Ces paroles adressées à l’apôtre Thomas ne nous sont-elles pas destinées aujourd’hui ? Ne sommes-nous pas incrédules ? Notre foi est-elle forte et inébranlable ? Ne connaît-elle pas quelques fissures ? 

N’est-elle pas parfois hésitante ? 

Il est bon de revenir de temps en temps aux fondements de notre foi. 

Pourquoi croyons-nous ? Sur quoi repose notre foi ? 

Notre seigneur s’était présenté durant sa vie publique comme le fils de Dieu, comme Dieu Lui-même. C’est d’ailleurs ce qui lui fut reproché par les pharisiens, et ce qui détermina sa mort. 

Mais ce n’est pas tout de le dire, il fallait encore le prouver. 

Certes, Il avait accompli des miracles prodigieux, avec une autorité souveraine, et en son propre nom, comme aucun prophète ne l’avait jamais fait. Mais cela ne suffisait pas à prouver sa divinité. 

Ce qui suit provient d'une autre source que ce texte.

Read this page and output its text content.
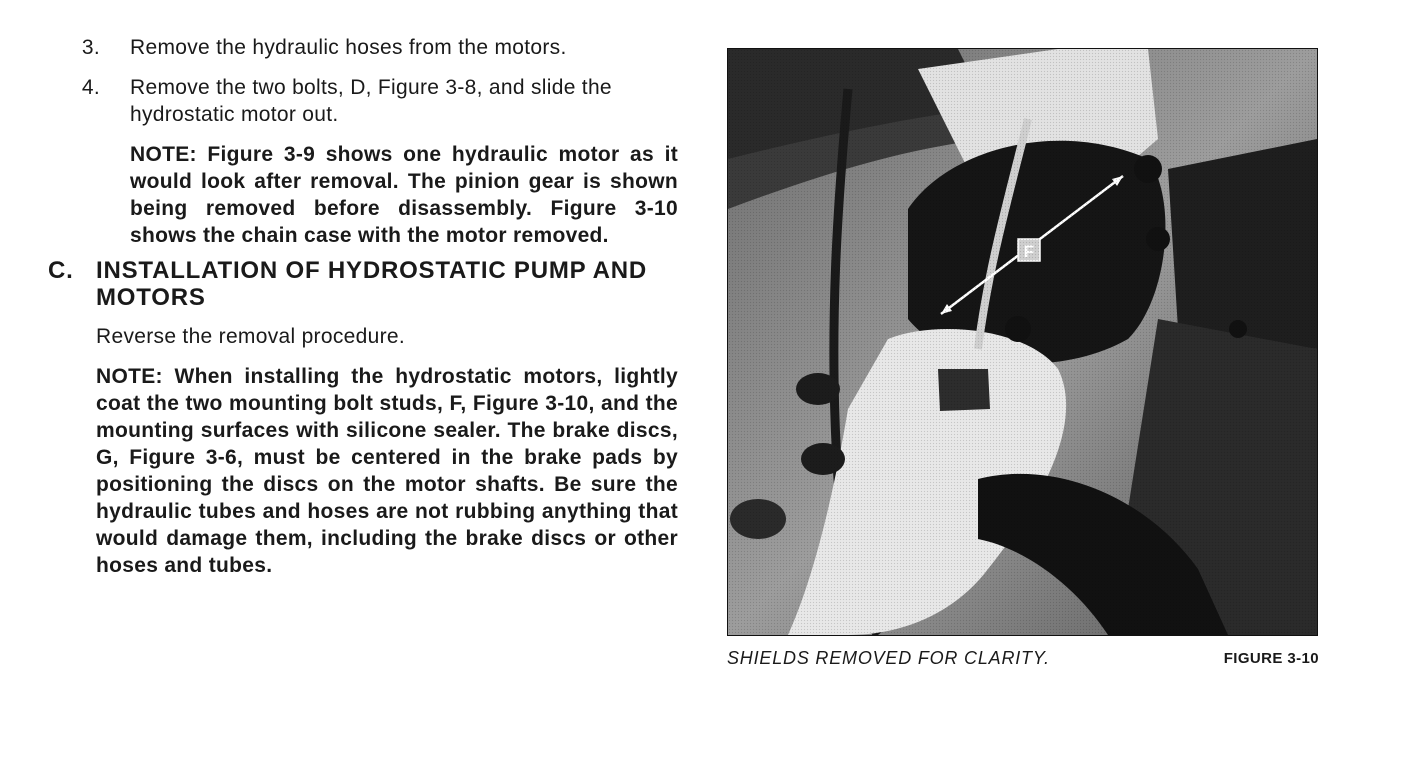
3.	Remove the hydraulic hoses from the motors.
4.	Remove the two bolts, D, Figure 3-8, and slide the hydrostatic motor out.

NOTE: Figure 3-9 shows one hydraulic motor as it would look after removal. The pinion gear is shown being removed before disassembly. Figure 3-10 shows the chain case with the motor removed.

C. INSTALLATION OF HYDROSTATIC PUMP AND MOTORS
Reverse the removal procedure.

NOTE: When installing the hydrostatic motors, lightly coat the two mounting bolt studs, F, Figure 3-10, and the mounting surfaces with silicone sealer. The brake discs, G, Figure 3-6, must be centered in the brake pads by positioning the discs on the motor shafts. Be sure the hydraulic tubes and hoses are not rubbing anything that would damage them, including the brake discs or other hoses and tubes.

SHIELDS REMOVED FOR CLARITY.	FIGURE 3-10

C’est pourquoi Il fit ce qu’aucun homme n’aurait jamais pu faire, ce que Dieu seul était capable d’accomplir : Il annonça sa propre résurrection, il annonça qu’Il se ressusciterait Lui-même : « Nul ne m’ôte la vie, mais J’ai le pouvoir de la déposer Moi-même, et aussi le pouvoir de la reprendre. » (Jn 10, 18) 

Et, Notre seigneur ne s’est pas contenté de prédire sa résurrection d’une manière générale. Il l’annonça très précisément pour le 3ème jour. Les Juifs s’en souvenaient bien, eux qui firent garder le sépulcre après la mise au tombeau, avec quelque inquiétude sans doute, car ils n’avaient pas pu oublier que Jésus n’avait jamais fait une prédiction qui ne se réalisât par la suite. 

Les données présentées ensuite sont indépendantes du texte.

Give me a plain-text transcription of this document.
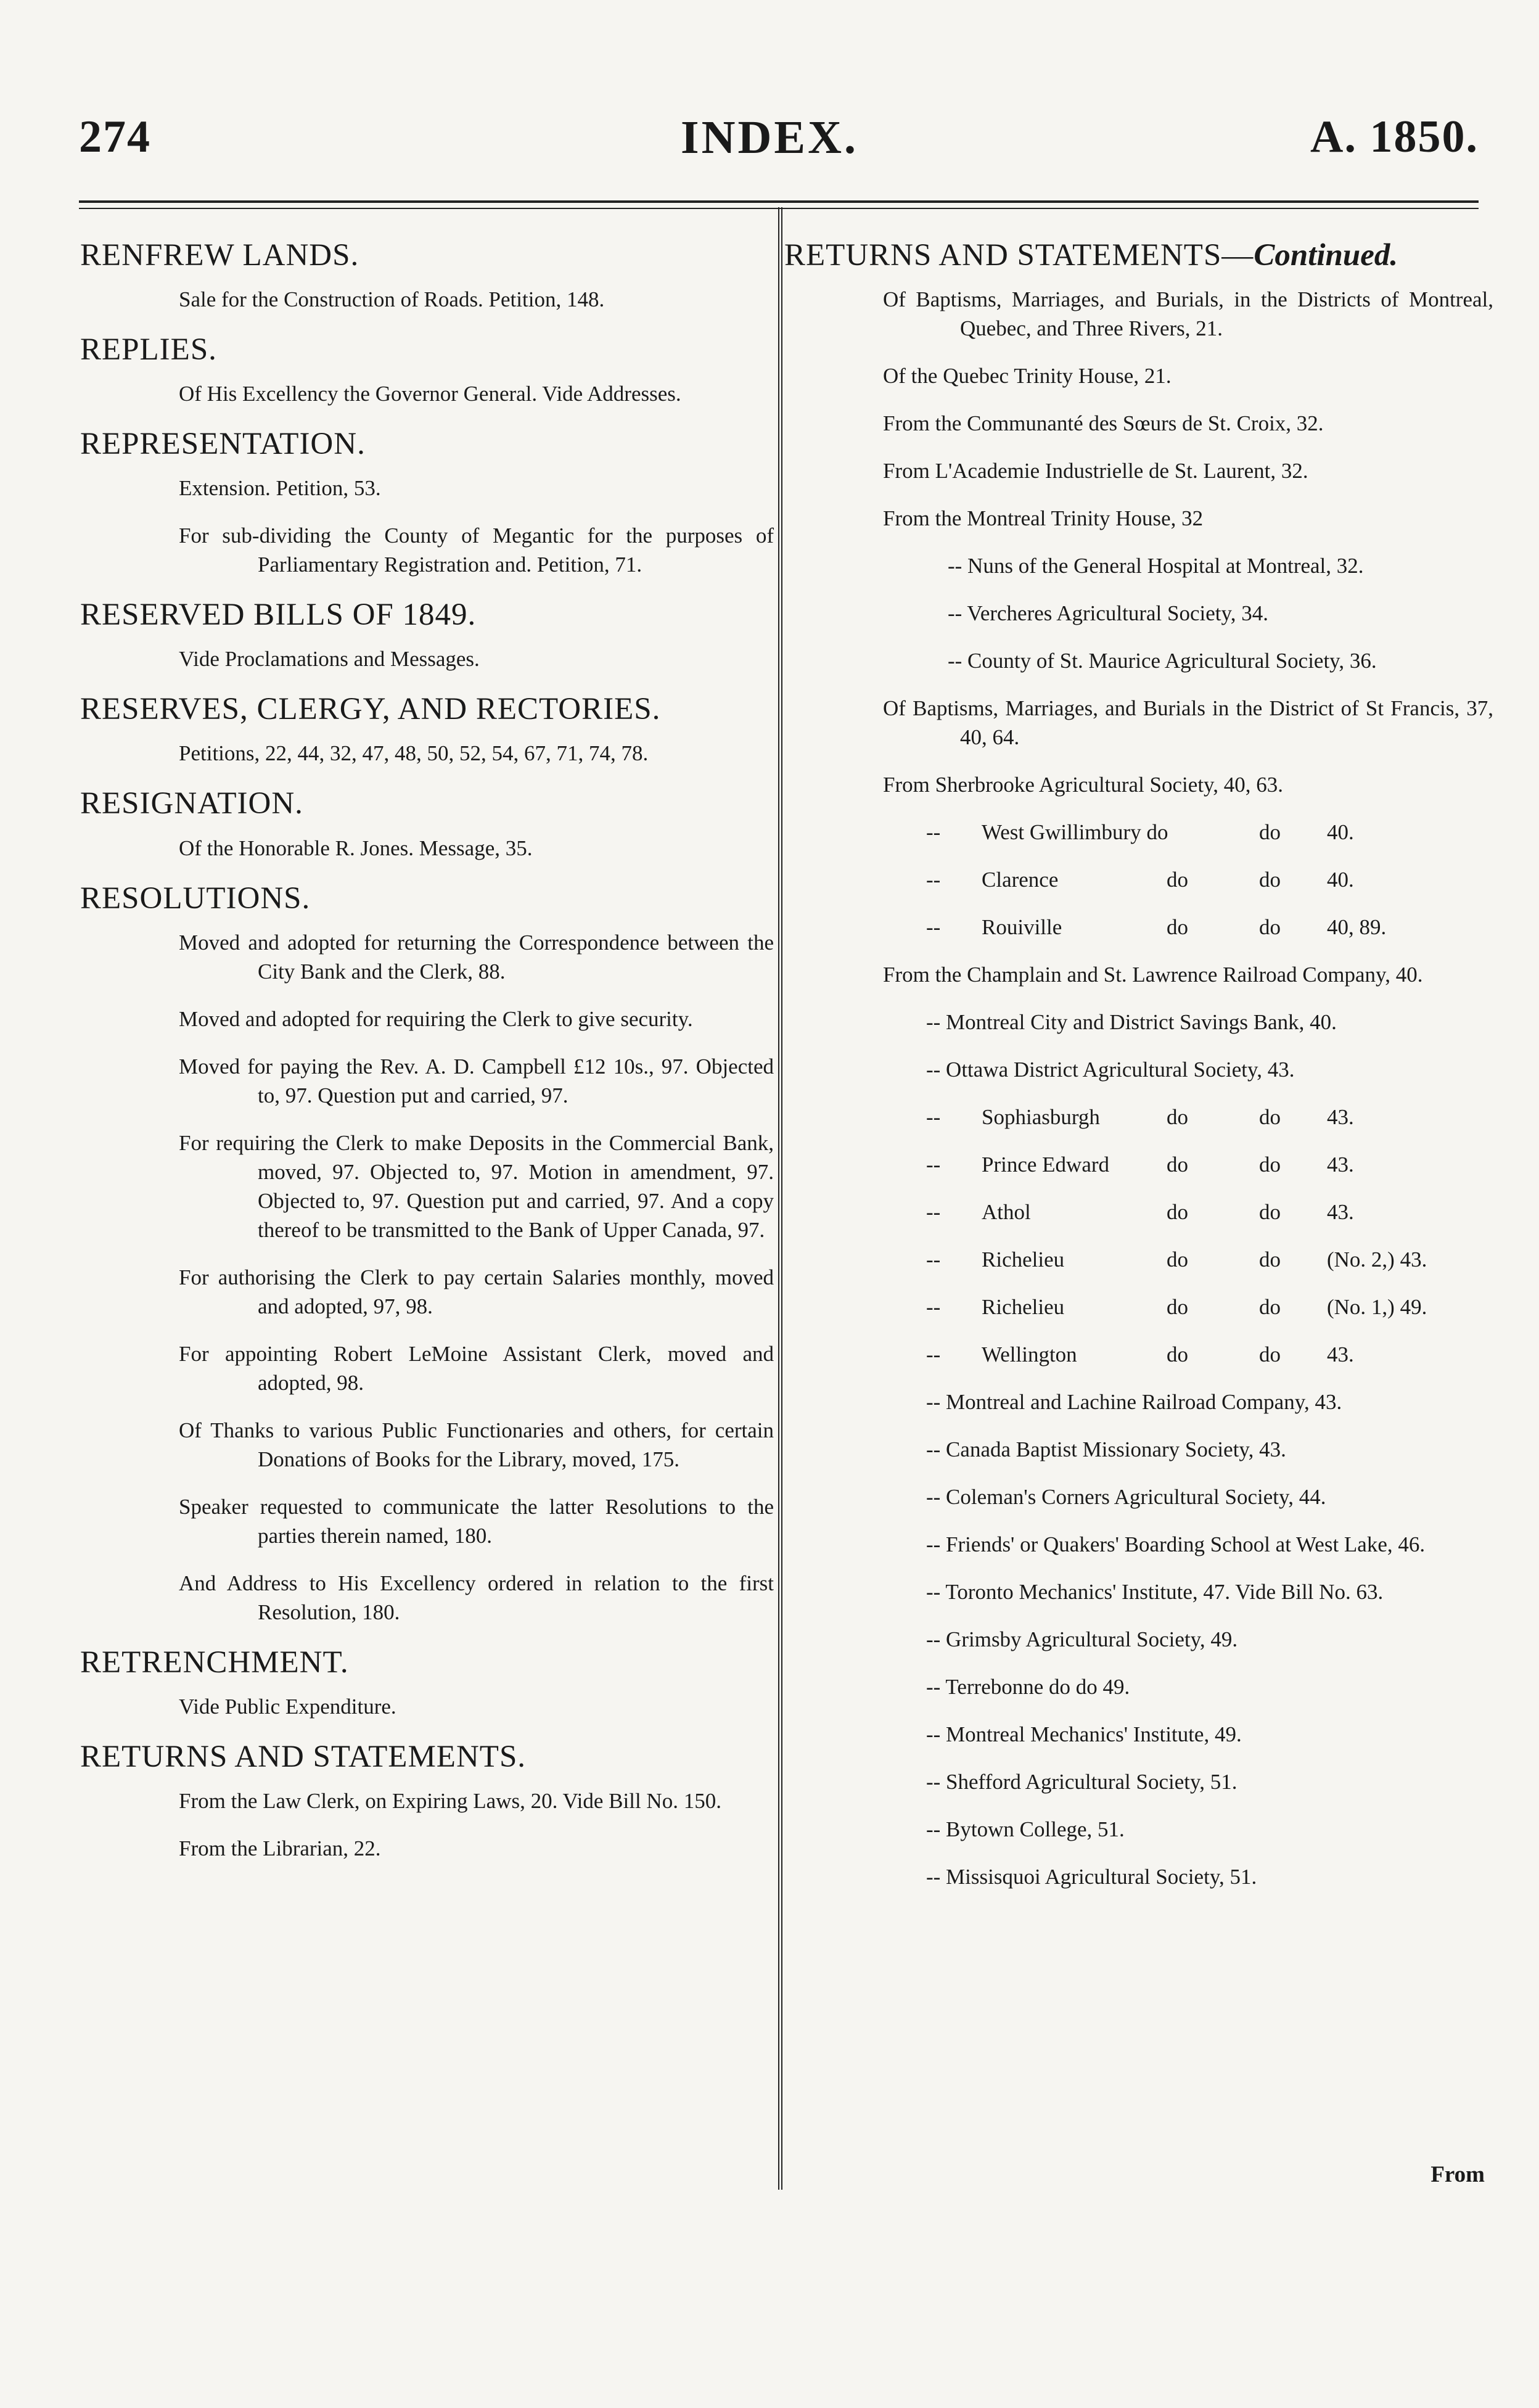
274	INDEX.	A. 1850.
RENFREW LANDS.
Sale for the Construction of Roads. Petition, 148.
REPLIES.
Of His Excellency the Governor General. Vide Addresses.
REPRESENTATION.
Extension. Petition, 53.
For sub-dividing the County of Megantic for the purposes of Parliamentary Registration and. Petition, 71.
RESERVED BILLS OF 1849.
Vide Proclamations and Messages.
RESERVES, CLERGY, AND RECTORIES.
Petitions, 22, 44, 32, 47, 48, 50, 52, 54, 67, 71, 74, 78.
RESIGNATION.
Of the Honorable R. Jones. Message, 35.
RESOLUTIONS.
Moved and adopted for returning the Correspondence between the City Bank and the Clerk, 88.
Moved and adopted for requiring the Clerk to give security.
Moved for paying the Rev. A. D. Campbell £12 10s., 97. Objected to, 97. Question put and carried, 97.
For requiring the Clerk to make Deposits in the Commercial Bank, moved, 97. Objected to, 97. Motion in amendment, 97. Objected to, 97. Question put and carried, 97. And a copy thereof to be transmitted to the Bank of Upper Canada, 97.
For authorising the Clerk to pay certain Salaries monthly, moved and adopted, 97, 98.
For appointing Robert LeMoine Assistant Clerk, moved and adopted, 98.
Of Thanks to various Public Functionaries and others, for certain Donations of Books for the Library, moved, 175.
Speaker requested to communicate the latter Resolutions to the parties therein named, 180.
And Address to His Excellency ordered in relation to the first Resolution, 180.
RETRENCHMENT.
Vide Public Expenditure.
RETURNS AND STATEMENTS.
From the Law Clerk, on Expiring Laws, 20. Vide Bill No. 150.
From the Librarian, 22.
RETURNS AND STATEMENTS—Continued.
Of Baptisms, Marriages, and Burials, in the Districts of Montreal, Quebec, and Three Rivers, 21.
Of the Quebec Trinity House, 21.
From the Communanté des Sœurs de St. Croix, 32.
From L'Academie Industrielle de St. Laurent, 32.
From the Montreal Trinity House, 32
-- Nuns of the General Hospital at Montreal, 32.
-- Vercheres Agricultural Society, 34.
-- County of St. Maurice Agricultural Society, 36.
Of Baptisms, Marriages, and Burials in the District of St Francis, 37, 40, 64.
From Sherbrooke Agricultural Society, 40, 63.
--	West Gwillimbury do	do	40.
--	Clarence	do	do	40.
--	Rouiville	do	do	40, 89.
From the Champlain and St. Lawrence Railroad Company, 40.
-- Montreal City and District Savings Bank, 40.
-- Ottawa District Agricultural Society, 43.
--	Sophiasburgh	do	do	43.
--	Prince Edward	do	do	43.
--	Athol	do	do	43.
--	Richelieu	do	do	(No. 2,) 43.
--	Richelieu	do	do	(No. 1,) 49.
--	Wellington	do	do	43.
-- Montreal and Lachine Railroad Company, 43.
-- Canada Baptist Missionary Society, 43.
-- Coleman's Corners Agricultural Society, 44.
-- Friends' or Quakers' Boarding School at West Lake, 46.
-- Toronto Mechanics' Institute, 47. Vide Bill No. 63.
-- Grimsby Agricultural Society, 49.
-- Terrebonne do do 49.
-- Montreal Mechanics' Institute, 49.
-- Shefford Agricultural Society, 51.
-- Bytown College, 51.
-- Missisquoi Agricultural Society, 51.
From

Et cette résurrection, Il en avait parlé, non comme un simple espoir, mais avec la plus ferme assurance, comme une chose déjà acquise. N’avait-Il pas dit à ses apôtres : « Quand je serai ressuscité, je vous précèderai en Galilée. » 

Et le Christ est ressuscité. 

Sa résurrection est un fait historique, daté et localisé. Fait historique authentifié par une multitude de témoins dignes de foi. 

Que le tombeau ait été trouvé vide, nul ne le conteste, pas même les Juifs, qui essaient d’en falsifier l’interprétation. 

Que le Christ soit ensuite apparu, vivant d’une vie nouvelle, les témoignages sont encore innombrables. 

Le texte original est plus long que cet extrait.